Aside from this, Sevilla said he kept his spirits up by listening to Aiza Seguerra’s song “Ikaw na ang Bahala” whenever feeling particularly lonely and vulnerable, and praying to God.
He said he was first swabbed on July 27 and the results came out as positive on August 2.
Immediately on August 3, he was taken to the “Pagamutang Bayan ng Malabon”, a city-run health facility where he stayed for one day before being transferred to the isolation center.
He recalled that he was checking the website of the Philippine Red Cross when one of his neighbors, who earlier tested positive for the disease, called him and said a nurse asked for his number and would be calling him shortly.
At first, Louie said he could not believe that he was Covid-19-positive as he was showing no symptoms of the disease.
He also had no idea where he caught the virus as his daily routine has been to shuttle between work and home since June when Covid-19 cases started spiking.
Aside from this, Sevilla said he religiously observes health protocols, such as wearing face masks and shields, and dousing his hands with alcohol whenever touching any flat surface.

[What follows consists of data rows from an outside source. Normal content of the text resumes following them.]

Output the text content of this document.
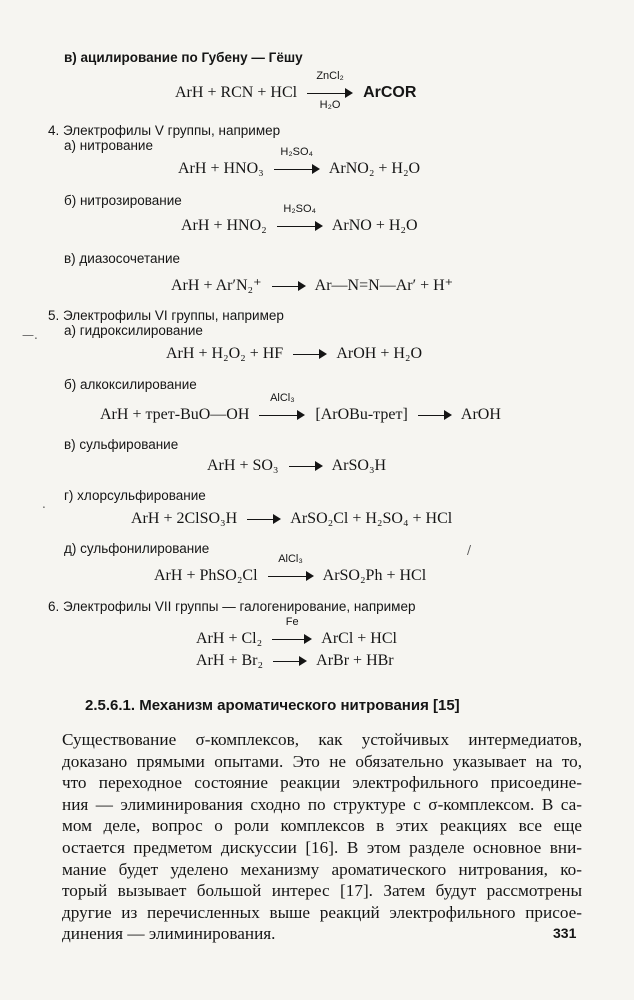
в) ацилирование по Губену — Гёшу
ArH + RCN + HCl
ZnCl₂
H₂O
ArCOR
4. Электрофилы V группы, например
а) нитрование
ArH + HNO₃
H₂SO₄
ArNO₂ + H₂O
б) нитрозирование
ArH + HNO₂
H₂SO₄
ArNO + H₂O
в) диазосочетание
ArH + Ar′N₂⁺	Ar—N=N—Ar′ + H⁺
5. Электрофилы VI группы, например
—. а) гидроксилирование
ArH + H₂O₂ + HF	ArOH + H₂O
б) алкоксилирование
ArH + трет-BuO—OH
AlCl₃
[ArOBu-трет]	ArOH
в) сульфирование
ArH + SO₃	ArSO₃H
г) хлорсульфирование
.
ArH + 2ClSO₃H	ArSO₂Cl + H₂SO₄ + HCl
д) сульфонилирование	/
ArH + PhSO₂Cl
AlCl₃
ArSO₂Ph + HCl
6. Электрофилы VII группы — галогенирование, например
ArH + Cl₂
Fe
ArCl + HCl
ArH + Br₂	ArBr + HBr
2.5.6.1. Механизм ароматического нитрования [15]
Существование σ-комплексов, как устойчивых интермедиатов,
доказано прямыми опытами. Это не обязательно указывает на то,
что переходное состояние реакции электрофильного присоедине-
ния — элиминирования сходно по структуре с σ-комплексом. В са-
мом деле, вопрос о роли комплексов в этих реакциях все еще
остается предметом дискуссии [16]. В этом разделе основное вни-
мание будет уделено механизму ароматического нитрования, ко-
торый вызывает большой интерес [17]. Затем будут рассмотрены
другие из перечисленных выше реакций электрофильного присое-
динения — элиминирования.	331
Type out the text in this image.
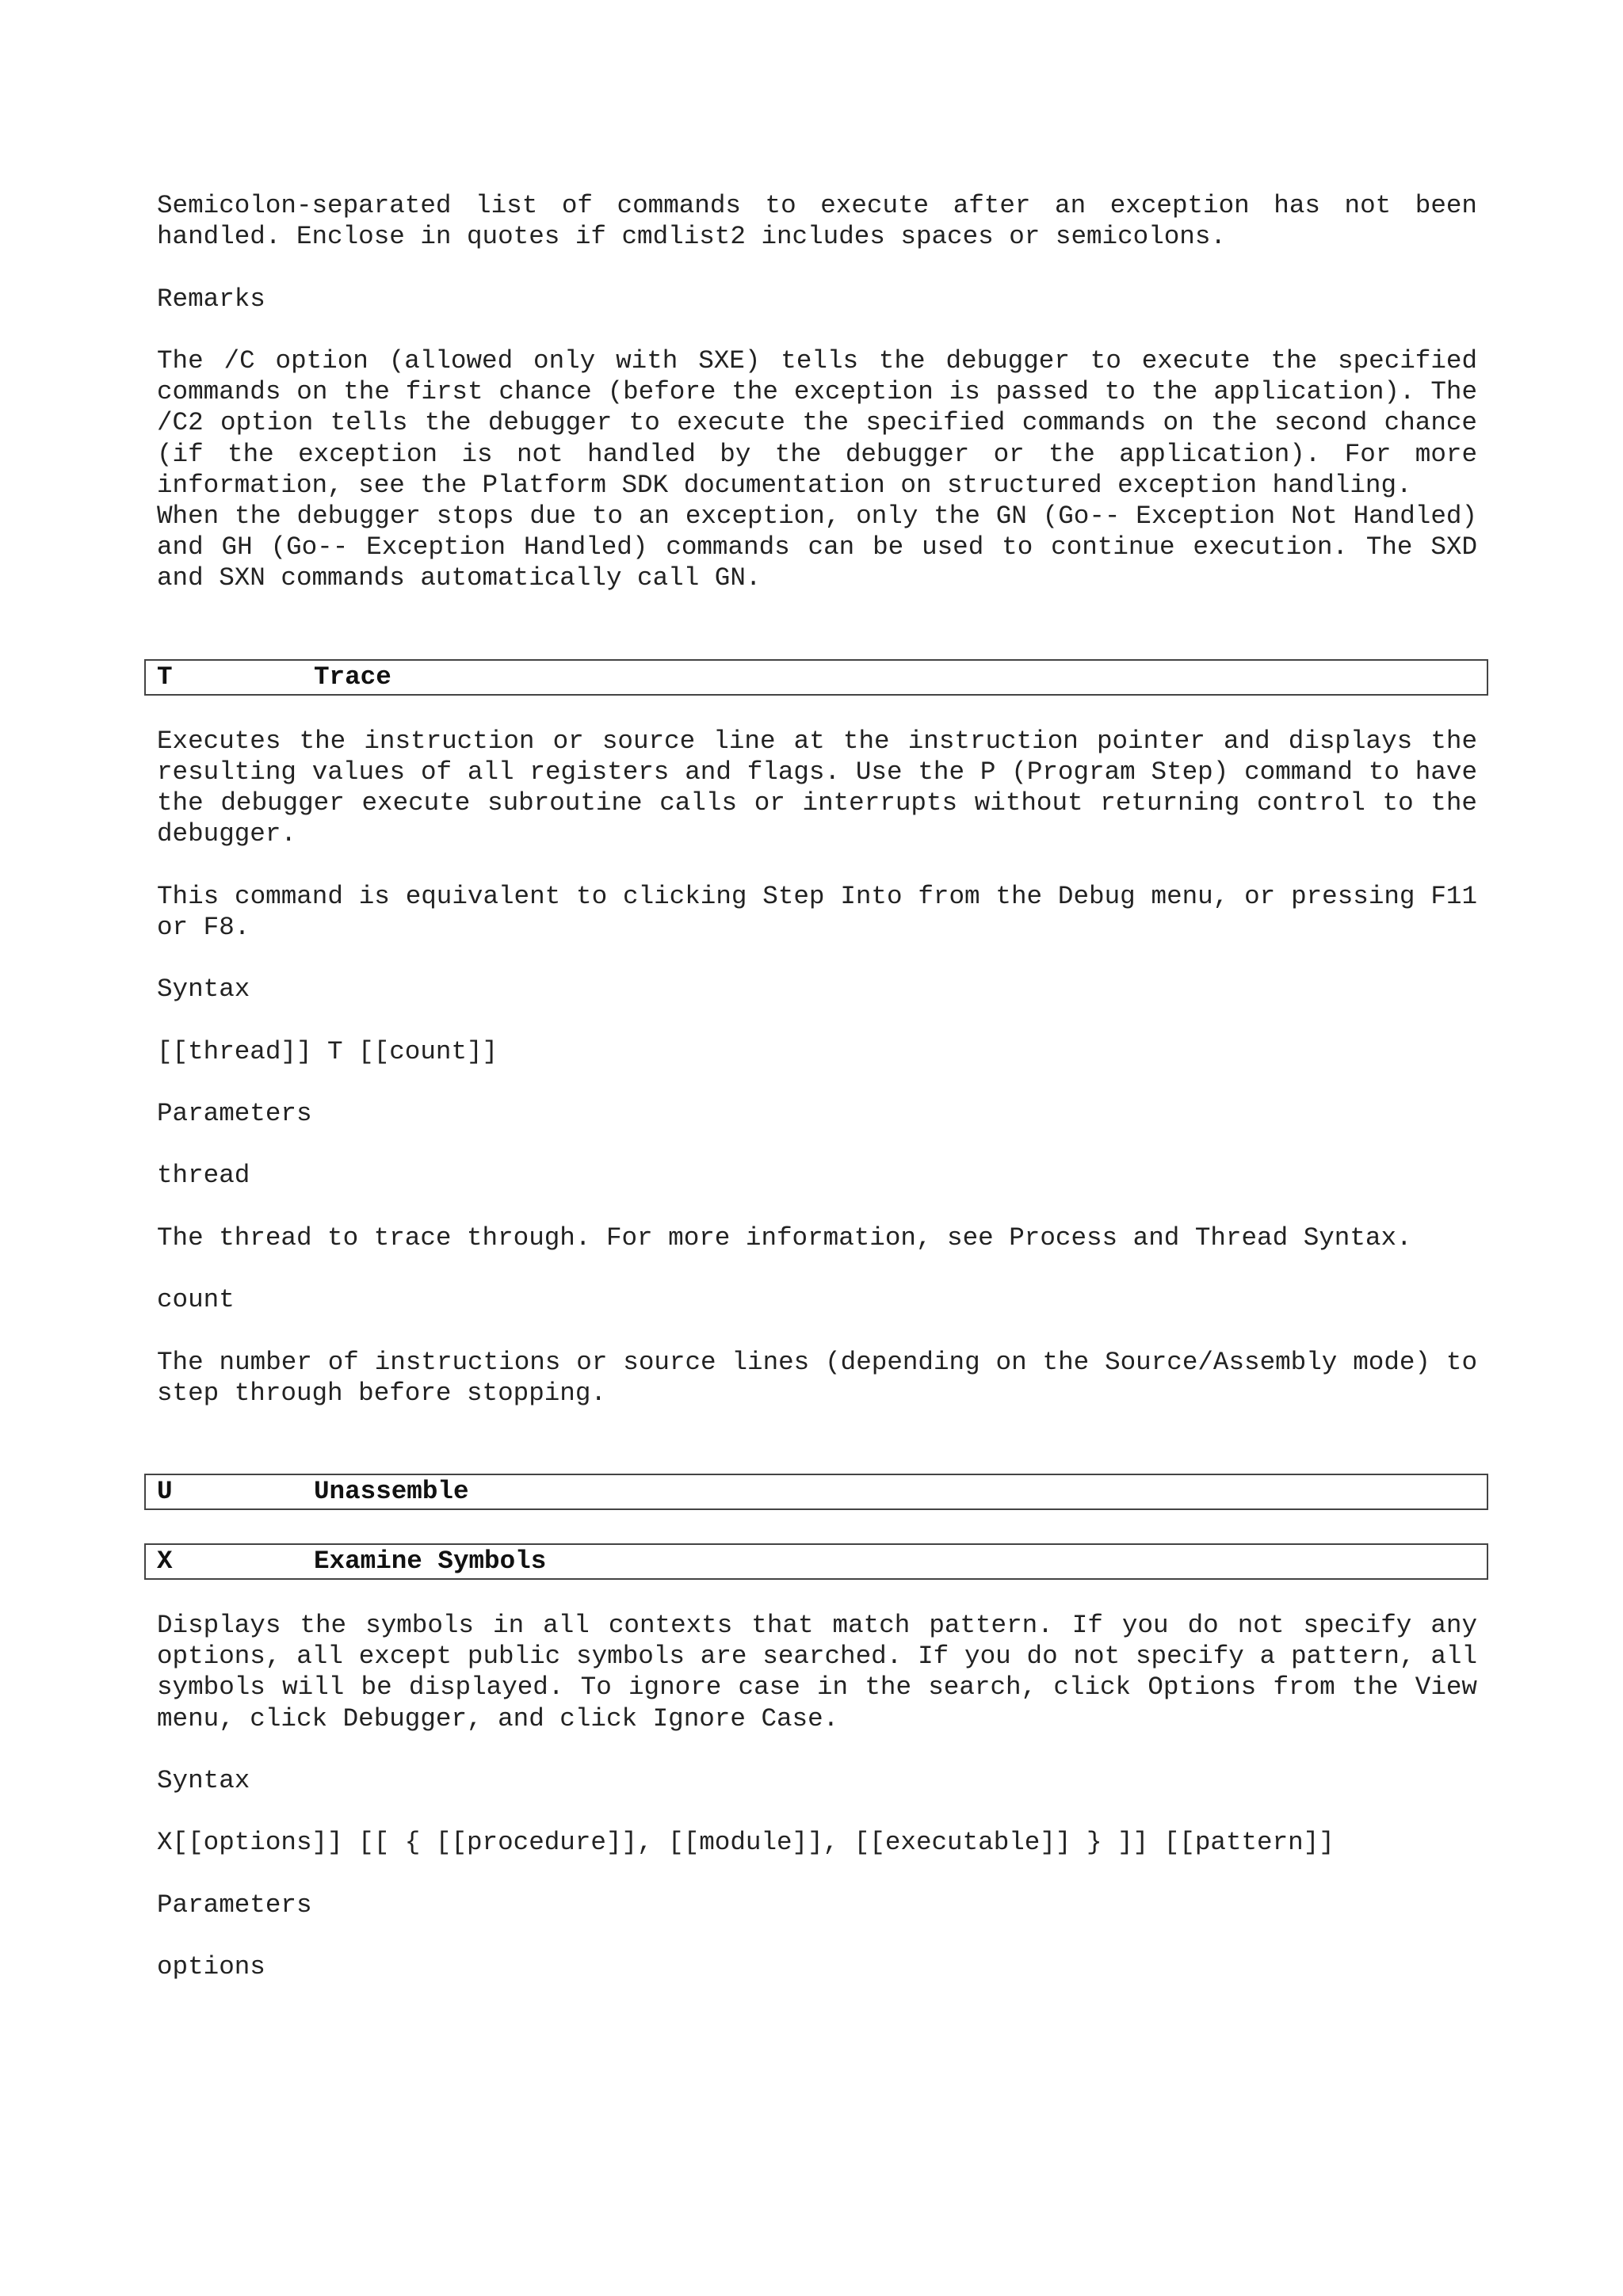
Semicolon-separated list of commands to execute after an exception has not been handled. Enclose in quotes if cmdlist2 includes spaces or semicolons.

Remarks

The /C option (allowed only with SXE) tells the debugger to execute the specified commands on the first chance (before the exception is passed to the application). The /C2 option tells the debugger to execute the specified commands on the second chance (if the exception is not handled by the debugger or the application). For more information, see the Platform SDK documentation on structured exception handling.

When the debugger stops due to an exception, only the GN (Go-- Exception Not Handled) and GH (Go-- Exception Handled) commands can be used to continue execution. The SXD and SXN commands automatically call GN.

T	Trace

Executes the instruction or source line at the instruction pointer and displays the resulting values of all registers and flags. Use the P (Program Step) command to have the debugger execute subroutine calls or interrupts without returning control to the debugger.

This command is equivalent to clicking Step Into from the Debug menu, or pressing F11 or F8.

Syntax

[[thread]] T [[count]]

Parameters

thread

The thread to trace through. For more information, see Process and Thread Syntax.

count

The number of instructions or source lines (depending on the Source/Assembly mode) to step through before stopping.

U	Unassemble
X	Examine Symbols

Displays the symbols in all contexts that match pattern. If you do not specify any options, all except public symbols are searched. If you do not specify a pattern, all symbols will be displayed. To ignore case in the search, click Options from the View menu, click Debugger, and click Ignore Case.

Syntax

X[[options]] [[ { [[procedure]], [[module]], [[executable]] } ]] [[pattern]]

Parameters

options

He recounted that he broke down into tears upon hearing the sad news but added that his spirits were somewhat buoyed when the nurse told him Covid-19 patients who show no symptoms of the disease recover more quickly.
Sevilla said he has nothing but praises for the staff and health workers manning the isolation center as they were very responsive and took good care of him and other patients during their time there.
“They were constantly checking up on our conditions and the facility where I stayed was quite good,” he added.
He also described the food in the isolation center as very good, even likening it to the ones being served by professional caterers.